MailOnline’s content is generated by a highly-trained and experienced editorial staff of 150-plus global journalists. Our managing editors have unmatched instincts for what stories are going to be the most popular. That said, we have embraced data and analytics to further optimize the consumer experience. Because our traffic is so large, within minutes of publishing a story we have a statistically significant sample and can accurately measure whether it is popular or not. We can also dissect which elements of the story might be working and optimize to it. Since our own audience sample is so significant, we do not need to look outside at social media or search to know what to optimize in either our content or our advertising programs.

What’s the company’s stance on programmatic tools? How do you see the value – or lack thereof – of exchange-based RTB systems for publishers? Do you see any value in ad networks?

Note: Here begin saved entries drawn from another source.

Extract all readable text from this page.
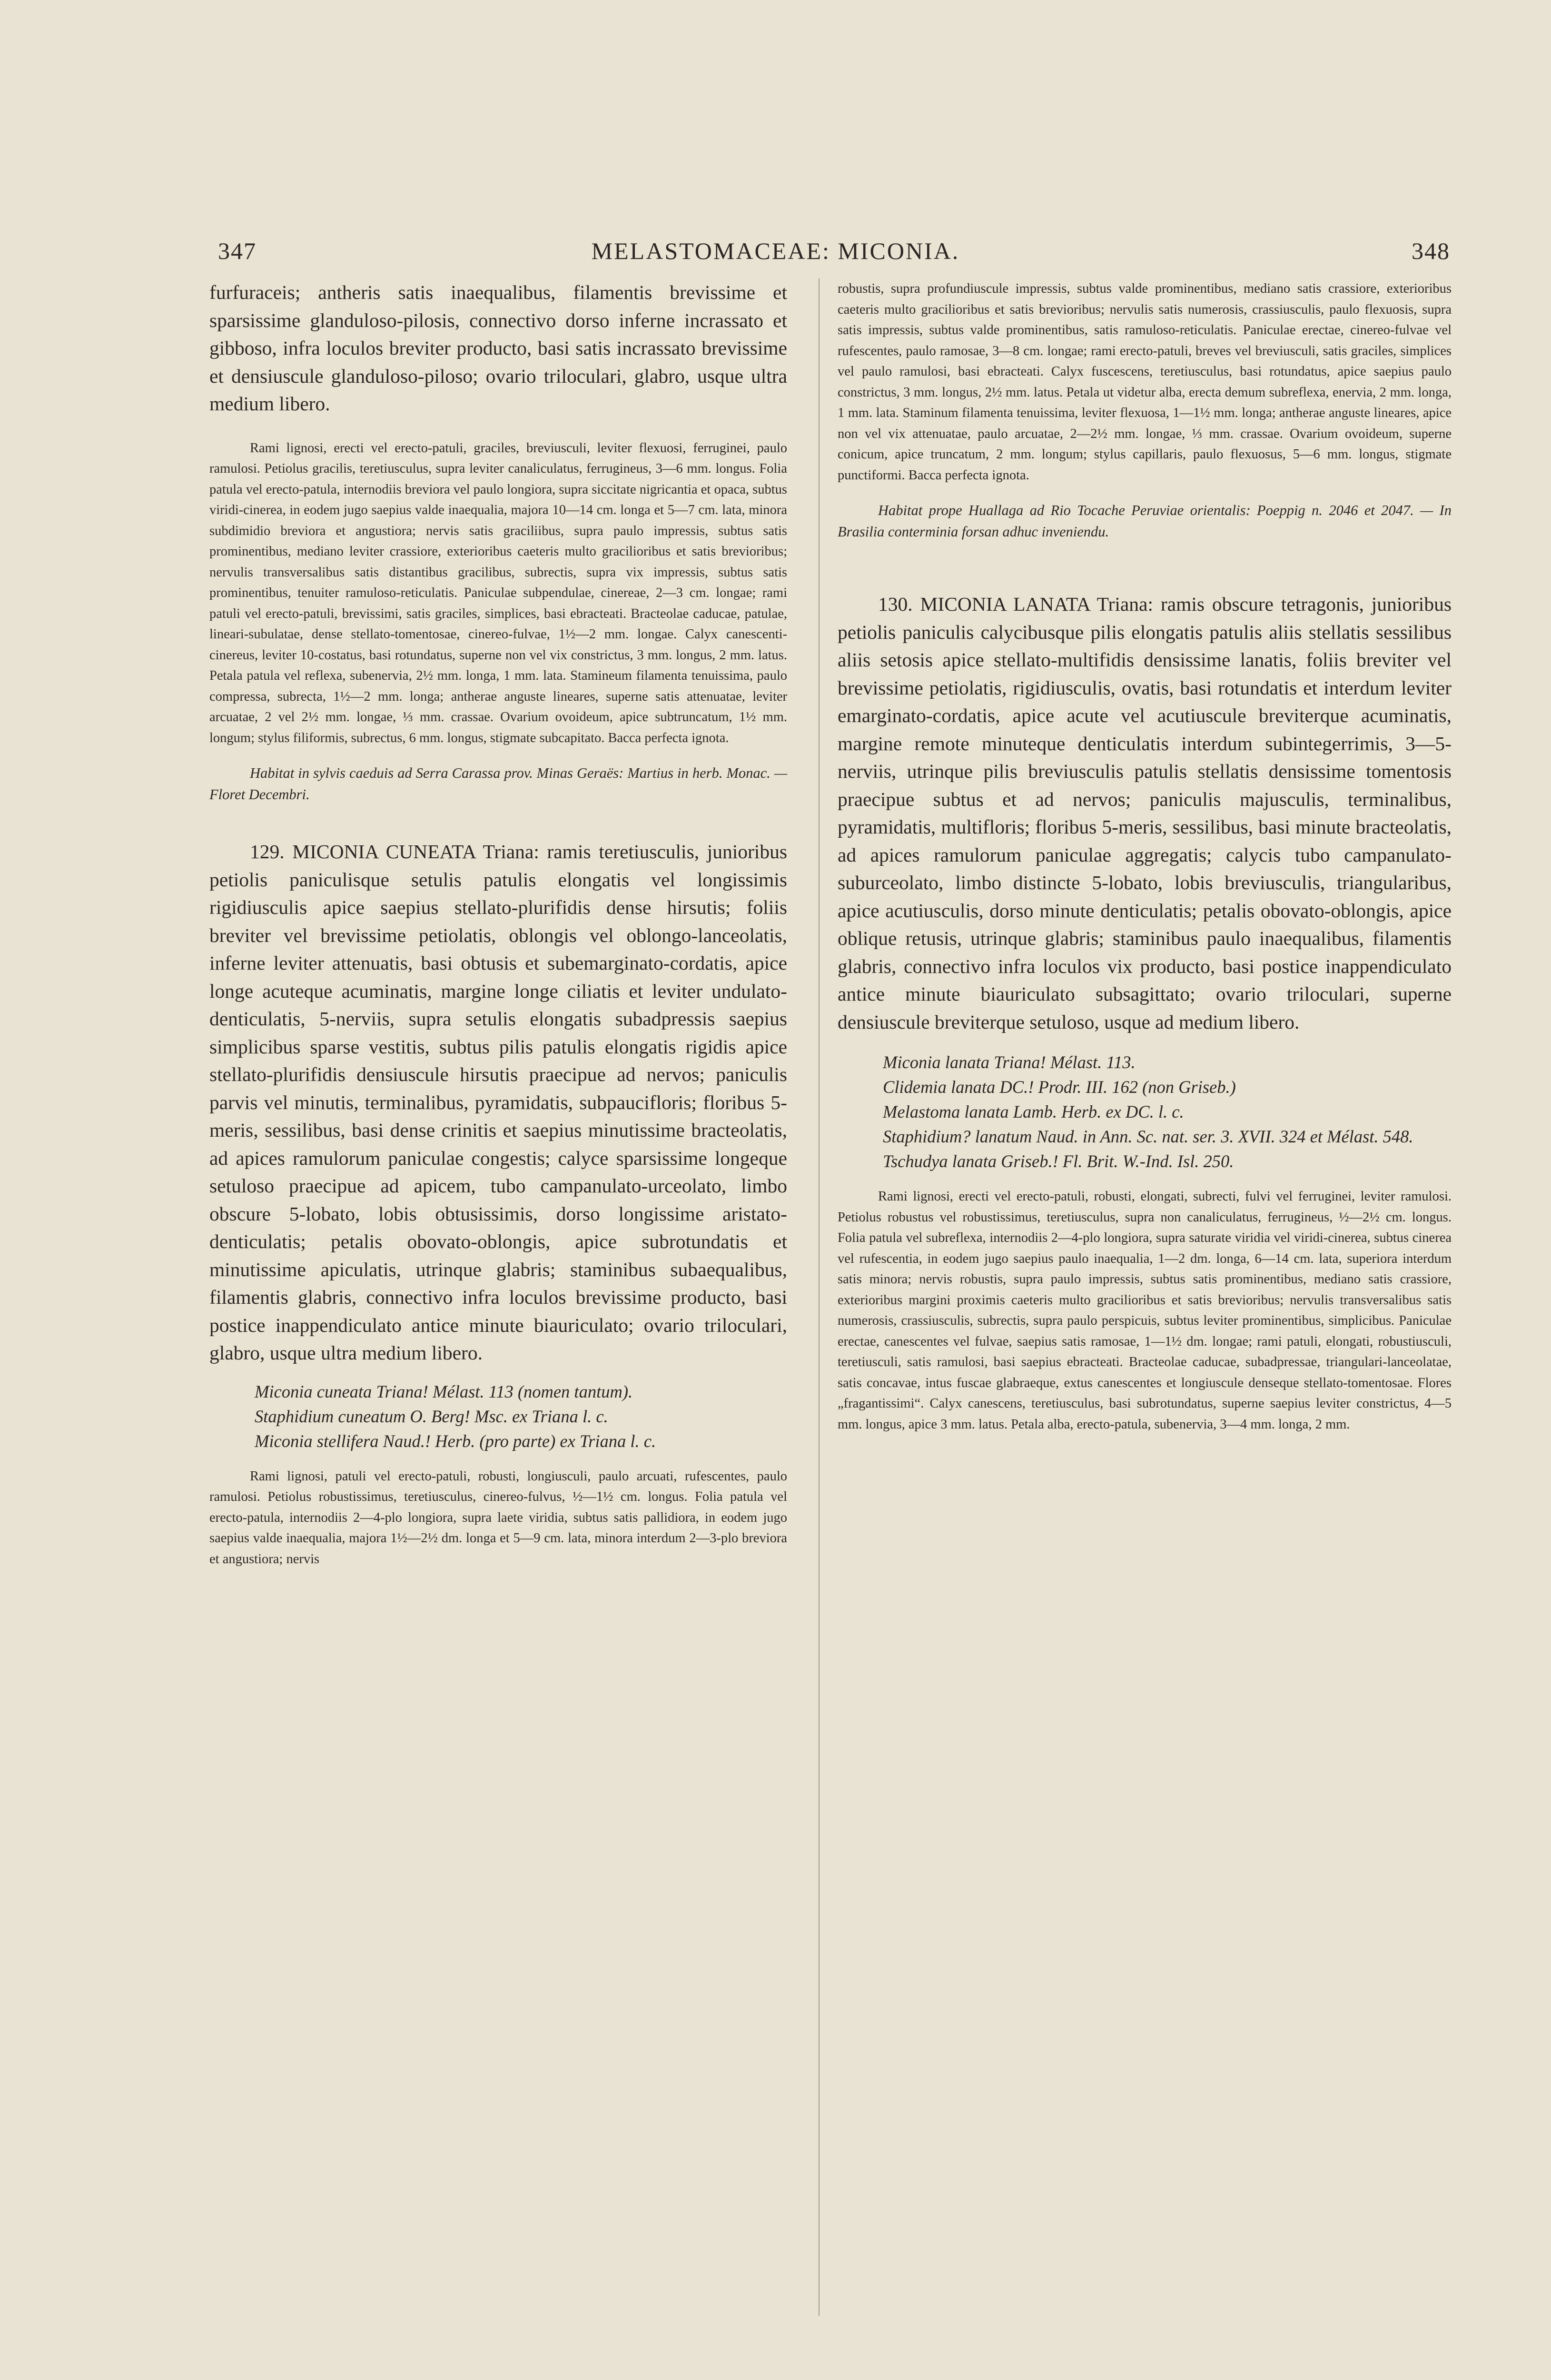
347	MELASTOMACEAE: MICONIA.	348

furfuraceis; antheris satis inaequalibus, filamentis brevissime et sparsissime glanduloso-pilosis, connectivo dorso inferne incrassato et gibboso, infra loculos breviter producto, basi satis incrassato brevissime et densiuscule glanduloso-piloso; ovario triloculari, glabro, usque ultra medium libero.

Rami lignosi, erecti vel erecto-patuli, graciles, breviusculi, leviter flexuosi, ferruginei, paulo ramulosi. Petiolus gracilis, teretiusculus, supra leviter canaliculatus, ferrugineus, 3—6 mm. longus. Folia patula vel erecto-patula, internodiis breviora vel paulo longiora, supra siccitate nigricantia et opaca, subtus viridi-cinerea, in eodem jugo saepius valde inaequalia, majora 10—14 cm. longa et 5—7 cm. lata, minora subdimidio breviora et angustiora; nervis satis graciliibus, supra paulo impressis, subtus satis prominentibus, mediano leviter crassiore, exterioribus caeteris multo gracilioribus et satis brevioribus; nervulis transversalibus satis distantibus gracilibus, subrectis, supra vix impressis, subtus satis prominentibus, tenuiter ramuloso-reticulatis. Paniculae subpendulae, cinereae, 2—3 cm. longae; rami patuli vel erecto-patuli, brevissimi, satis graciles, simplices, basi ebracteati. Bracteolae caducae, patulae, lineari-subulatae, dense stellato-tomentosae, cinereo-fulvae, 1½—2 mm. longae. Calyx canescenti-cinereus, leviter 10-costatus, basi rotundatus, superne non vel vix constrictus, 3 mm. longus, 2 mm. latus. Petala patula vel reflexa, subenervia, 2½ mm. longa, 1 mm. lata. Stamineum filamenta tenuissima, paulo compressa, subrecta, 1½—2 mm. longa; antherae anguste lineares, superne satis attenuatae, leviter arcuatae, 2 vel 2½ mm. longae, ⅓ mm. crassae. Ovarium ovoideum, apice subtruncatum, 1½ mm. longum; stylus filiformis, subrectus, 6 mm. longus, stigmate subcapitato. Bacca perfecta ignota.

Habitat in sylvis caeduis ad Serra Carassa prov. Minas Geraës: Martius in herb. Monac. — Floret Decembri.

129. MICONIA CUNEATA Triana: ramis teretiusculis, junioribus petiolis paniculisque setulis patulis elongatis vel longissimis rigidiusculis apice saepius stellato-plurifidis dense hirsutis; foliis breviter vel brevissime petiolatis, oblongis vel oblongo-lanceolatis, inferne leviter attenuatis, basi obtusis et subemarginato-cordatis, apice longe acuteque acuminatis, margine longe ciliatis et leviter undulato-denticulatis, 5-nerviis, supra setulis elongatis subadpressis saepius simplicibus sparse vestitis, subtus pilis patulis elongatis rigidis apice stellato-plurifidis densiuscule hirsutis praecipue ad nervos; paniculis parvis vel minutis, terminalibus, pyramidatis, subpaucifloris; floribus 5-meris, sessilibus, basi dense crinitis et saepius minutissime bracteolatis, ad apices ramulorum paniculae congestis; calyce sparsissime longeque setuloso praecipue ad apicem, tubo campanulato-urceolato, limbo obscure 5-lobato, lobis obtusissimis, dorso longissime aristato-denticulatis; petalis obovato-oblongis, apice subrotundatis et minutissime apiculatis, utrinque glabris; staminibus subaequalibus, filamentis glabris, connectivo infra loculos brevissime producto, basi postice inappendiculato antice minute biauriculato; ovario triloculari, glabro, usque ultra medium libero.

Miconia cuneata Triana! Mélast. 113 (nomen tantum).

Staphidium cuneatum O. Berg! Msc. ex Triana l. c.

Miconia stellifera Naud.! Herb. (pro parte) ex Triana l. c.

Rami lignosi, patuli vel erecto-patuli, robusti, longiusculi, paulo arcuati, rufescentes, paulo ramulosi. Petiolus robustissimus, teretiusculus, cinereo-fulvus, ½—1½ cm. longus. Folia patula vel erecto-patula, internodiis 2—4-plo longiora, supra laete viridia, subtus satis pallidiora, in eodem jugo saepius valde inaequalia, majora 1½—2½ dm. longa et 5—9 cm. lata, minora interdum 2—3-plo breviora et angustiora; nervis

robustis, supra profundiuscule impressis, subtus valde prominentibus, mediano satis crassiore, exterioribus caeteris multo gracilioribus et satis brevioribus; nervulis satis numerosis, crassiusculis, paulo flexuosis, supra satis impressis, subtus valde prominentibus, satis ramuloso-reticulatis. Paniculae erectae, cinereo-fulvae vel rufescentes, paulo ramosae, 3—8 cm. longae; rami erecto-patuli, breves vel breviusculi, satis graciles, simplices vel paulo ramulosi, basi ebracteati. Calyx fuscescens, teretiusculus, basi rotundatus, apice saepius paulo constrictus, 3 mm. longus, 2½ mm. latus. Petala ut videtur alba, erecta demum subreflexa, enervia, 2 mm. longa, 1 mm. lata. Staminum filamenta tenuissima, leviter flexuosa, 1—1½ mm. longa; antherae anguste lineares, apice non vel vix attenuatae, paulo arcuatae, 2—2½ mm. longae, ⅓ mm. crassae. Ovarium ovoideum, superne conicum, apice truncatum, 2 mm. longum; stylus capillaris, paulo flexuosus, 5—6 mm. longus, stigmate punctiformi. Bacca perfecta ignota.

Habitat prope Huallaga ad Rio Tocache Peruviae orientalis: Poeppig n. 2046 et 2047. — In Brasilia conterminia forsan adhuc inveniendu.

130. MICONIA LANATA Triana: ramis obscure tetragonis, junioribus petiolis paniculis calycibusque pilis elongatis patulis aliis stellatis sessilibus aliis setosis apice stellato-multifidis densissime lanatis, foliis breviter vel brevissime petiolatis, rigidiusculis, ovatis, basi rotundatis et interdum leviter emarginato-cordatis, apice acute vel acutiuscule breviterque acuminatis, margine remote minuteque denticulatis interdum subintegerrimis, 3—5-nerviis, utrinque pilis breviusculis patulis stellatis densissime tomentosis praecipue subtus et ad nervos; paniculis majusculis, terminalibus, pyramidatis, multifloris; floribus 5-meris, sessilibus, basi minute bracteolatis, ad apices ramulorum paniculae aggregatis; calycis tubo campanulato-suburceolato, limbo distincte 5-lobato, lobis breviusculis, triangularibus, apice acutiusculis, dorso minute denticulatis; petalis obovato-oblongis, apice oblique retusis, utrinque glabris; staminibus paulo inaequalibus, filamentis glabris, connectivo infra loculos vix producto, basi postice inappendiculato antice minute biauriculato subsagittato; ovario triloculari, superne densiuscule breviterque setuloso, usque ad medium libero.

Miconia lanata Triana! Mélast. 113.

Clidemia lanata DC.! Prodr. III. 162 (non Griseb.)

Melastoma lanata Lamb. Herb. ex DC. l. c.

Staphidium? lanatum Naud. in Ann. Sc. nat. ser. 3. XVII. 324 et Mélast. 548.

Tschudya lanata Griseb.! Fl. Brit. W.-Ind. Isl. 250.

Rami lignosi, erecti vel erecto-patuli, robusti, elongati, subrecti, fulvi vel ferruginei, leviter ramulosi. Petiolus robustus vel robustissimus, teretiusculus, supra non canaliculatus, ferrugineus, ½—2½ cm. longus. Folia patula vel subreflexa, internodiis 2—4-plo longiora, supra saturate viridia vel viridi-cinerea, subtus cinerea vel rufescentia, in eodem jugo saepius paulo inaequalia, 1—2 dm. longa, 6—14 cm. lata, superiora interdum satis minora; nervis robustis, supra paulo impressis, subtus satis prominentibus, mediano satis crassiore, exterioribus margini proximis caeteris multo gracilioribus et satis brevioribus; nervulis transversalibus satis numerosis, crassiusculis, subrectis, supra paulo perspicuis, subtus leviter prominentibus, simplicibus. Paniculae erectae, canescentes vel fulvae, saepius satis ramosae, 1—1½ dm. longae; rami patuli, elongati, robustiusculi, teretiusculi, satis ramulosi, basi saepius ebracteati. Bracteolae caducae, subadpressae, triangulari-lanceolatae, satis concavae, intus fuscae glabraeque, extus canescentes et longiuscule denseque stellato-tomentosae. Flores „fragantissimi“. Calyx canescens, teretiusculus, basi subrotundatus, superne saepius leviter constrictus, 4—5 mm. longus, apice 3 mm. latus. Petala alba, erecto-patula, subenervia, 3—4 mm. longa, 2 mm.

We do see some value in programmatic tools, particularly in setting up private exchanges for brand advertisers.  However, MailOnline’s most strategic solutions cannot be “programmed” and therefore cannot be bought via a technology platform or through a marketplace. That is one reason we have rapidly built a US advertising and marketing staff of about fifteen, because we believe that the most impactful programs are sold directly to the client.

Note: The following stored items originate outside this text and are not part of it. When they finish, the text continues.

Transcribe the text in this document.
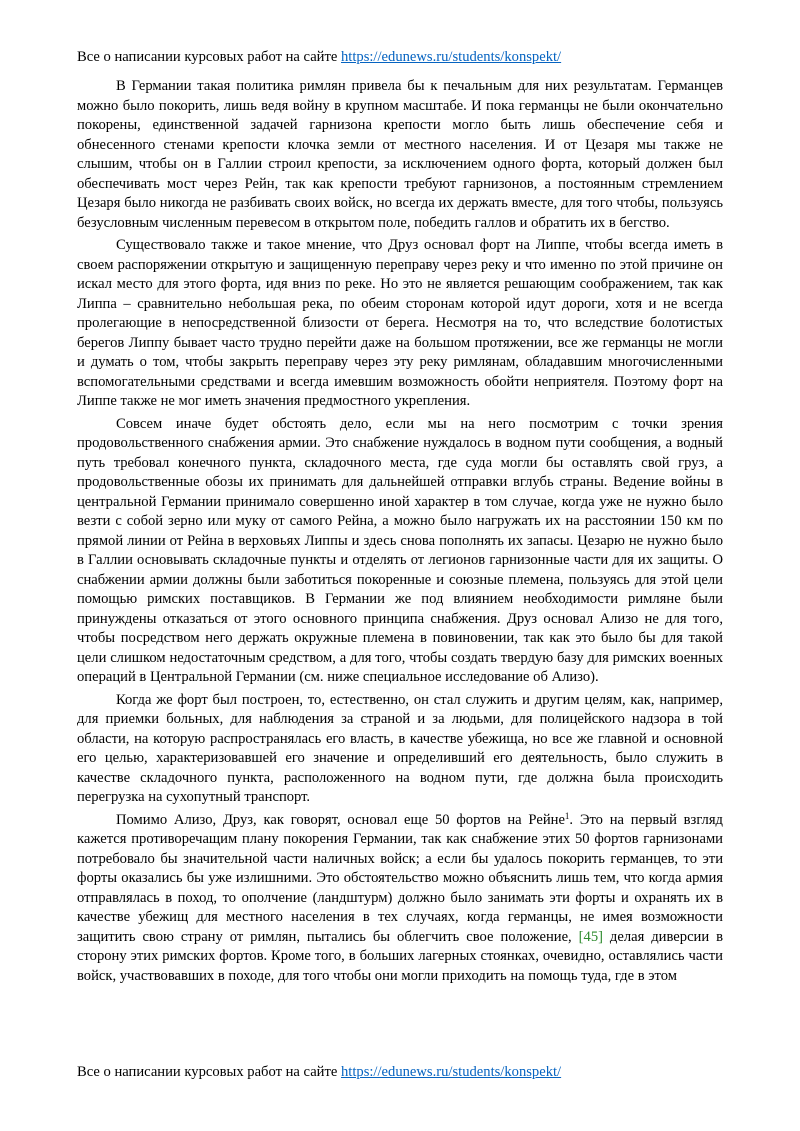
Все о написании курсовых работ на сайте https://edunews.ru/students/konspekt/

В Германии такая политика римлян привела бы к печальным для них результатам. Германцев можно было покорить, лишь ведя войну в крупном масштабе. И пока германцы не были окончательно покорены, единственной задачей гарнизона крепости могло быть лишь обеспечение себя и обнесенного стенами крепости клочка земли от местного населения. И от Цезаря мы также не слышим, чтобы он в Галлии строил крепости, за исключением одного форта, который должен был обеспечивать мост через Рейн, так как крепости требуют гарнизонов, а постоянным стремлением Цезаря было никогда не разбивать своих войск, но всегда их держать вместе, для того чтобы, пользуясь безусловным численным перевесом в открытом поле, победить галлов и обратить их в бегство.

Существовало также и такое мнение, что Друз основал форт на Липпе, чтобы всегда иметь в своем распоряжении открытую и защищенную переправу через реку и что именно по этой причине он искал место для этого форта, идя вниз по реке. Но это не является решающим соображением, так как Липпа – сравнительно небольшая река, по обеим сторонам которой идут дороги, хотя и не всегда пролегающие в непосредственной близости от берега. Несмотря на то, что вследствие болотистых берегов Липпу бывает часто трудно перейти даже на большом протяжении, все же германцы не могли и думать о том, чтобы закрыть переправу через эту реку римлянам, обладавшим многочисленными вспомогательными средствами и всегда имевшим возможность обойти неприятеля. Поэтому форт на Липпе также не мог иметь значения предмостного укрепления.

Совсем иначе будет обстоять дело, если мы на него посмотрим с точки зрения продовольственного снабжения армии. Это снабжение нуждалось в водном пути сообщения, а водный путь требовал конечного пункта, складочного места, где суда могли бы оставлять свой груз, а продовольственные обозы их принимать для дальнейшей отправки вглубь страны. Ведение войны в центральной Германии принимало совершенно иной характер в том случае, когда уже не нужно было везти с собой зерно или муку от самого Рейна, а можно было нагружать их на расстоянии 150 км по прямой линии от Рейна в верховьях Липпы и здесь снова пополнять их запасы. Цезарю не нужно было в Галлии основывать складочные пункты и отделять от легионов гарнизонные части для их защиты. О снабжении армии должны были заботиться покоренные и союзные племена, пользуясь для этой цели помощью римских поставщиков. В Германии же под влиянием необходимости римляне были принуждены отказаться от этого основного принципа снабжения. Друз основал Ализо не для того, чтобы посредством него держать окружные племена в повиновении, так как это было бы для такой цели слишком недостаточным средством, а для того, чтобы создать твердую базу для римских военных операций в Центральной Германии (см. ниже специальное исследование об Ализо).

Когда же форт был построен, то, естественно, он стал служить и другим целям, как, например, для приемки больных, для наблюдения за страной и за людьми, для полицейского надзора в той области, на которую распространялась его власть, в качестве убежища, но все же главной и основной его целью, характеризовавшей его значение и определивший его деятельность, было служить в качестве складочного пункта, расположенного на водном пути, где должна была происходить перегрузка на сухопутный транспорт.

Помимо Ализо, Друз, как говорят, основал еще 50 фортов на Рейне$^1$. Это на первый взгляд кажется противоречащим плану покорения Германии, так как снабжение этих 50 фортов гарнизонами потребовало бы значительной части наличных войск; а если бы удалось покорить германцев, то эти форты оказались бы уже излишними. Это обстоятельство можно объяснить лишь тем, что когда армия отправлялась в поход, то ополчение (ландштурм) должно было занимать эти форты и охранять их в качестве убежищ для местного населения в тех случаях, когда германцы, не имея возможности защитить свою страну от римлян, пытались бы облегчить свое положение, [45] делая диверсии в сторону этих римских фортов. Кроме того, в больших лагерных стоянках, очевидно, оставлялись части войск, участвовавших в походе, для того чтобы они могли приходить на помощь туда, где в этом

Все о написании курсовых работ на сайте https://edunews.ru/students/konspekt/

For example, our branded content marketing programs (i.e. “native”) are highly customized and developed through close collaboration with the marketer. The programs incorporate content from the brand into dedicated environments which may also include curated editorial relevant to the advertiser. These programs are particularly impactful for our marketing partners because of how social our audience is…Well-executed content marketing programs on MailOnline are read, watched and shared. And the advertiser gets the “earned media benefit” of riding along with the content as it travels through the social sphere.

So is native advertising and content marketing where you see MailOnline continuing to drill down?  

As I’d mentioned, we do see some value in programmatic, at least when it comes to the idea of private exchanges. But that’s very limited too. We really consider native advertising to be a strategic solution that can’t be bought via technology platforms. That’s why we made so much of an investment in ramping up our American marketing force.

We don’t produce the content for them. What we do is create content hubs where their content will naturally fit in with our editorial. They may provide information about their products, videos showcasing their service and content relevant to topics in their product category.

So we bring years of content publishing experience and an understanding of what audiences want to read. The marketer brings years of category insight and product knowledge. The end result has to provide more value to the consumer than if we had done this on our own. It’s in everyone’s interest to create something that’s entertaining. On top of that, it has to be clear that there’s a sponsor involved.

You’ve seen a lot of mobile growth. The general view of publishers and advertisers is that time spent in mobile is way ahead of marketing budgets and advertising innovation. What’s MailOnline’s bid to close the gap?

There’s an interesting conversation going on about the comparison between display and mobile advertising. We’re talking about the disparity between consumption and advertising spend. Didn’t we have that conversation – and aren’t we still? – about measurement and metrics for display? Haven’t we had the conversation about the creative limitations of display?

Since we’ve seen this movie before, there is no doubt in my mind that mobile is maturing and will continue to evolve. Ad spending will catch up with consumption in the US.

Interestingly, mobile advertising is more advanced in the rest of the world. And because of our global reach over the years, we’ve had to get good at mobile advertising. We are actively importing what we’ve learned into America – rich media, high-impact graphics across smartphones and tablets.

Mobile for us is a distribution channel. Our video ads, native ads, standard display run across all devices. In terms of what works, image gallery interstitials work very well, where sponsored images take over the tablet or phone. [They] show very high click rates and brand lift.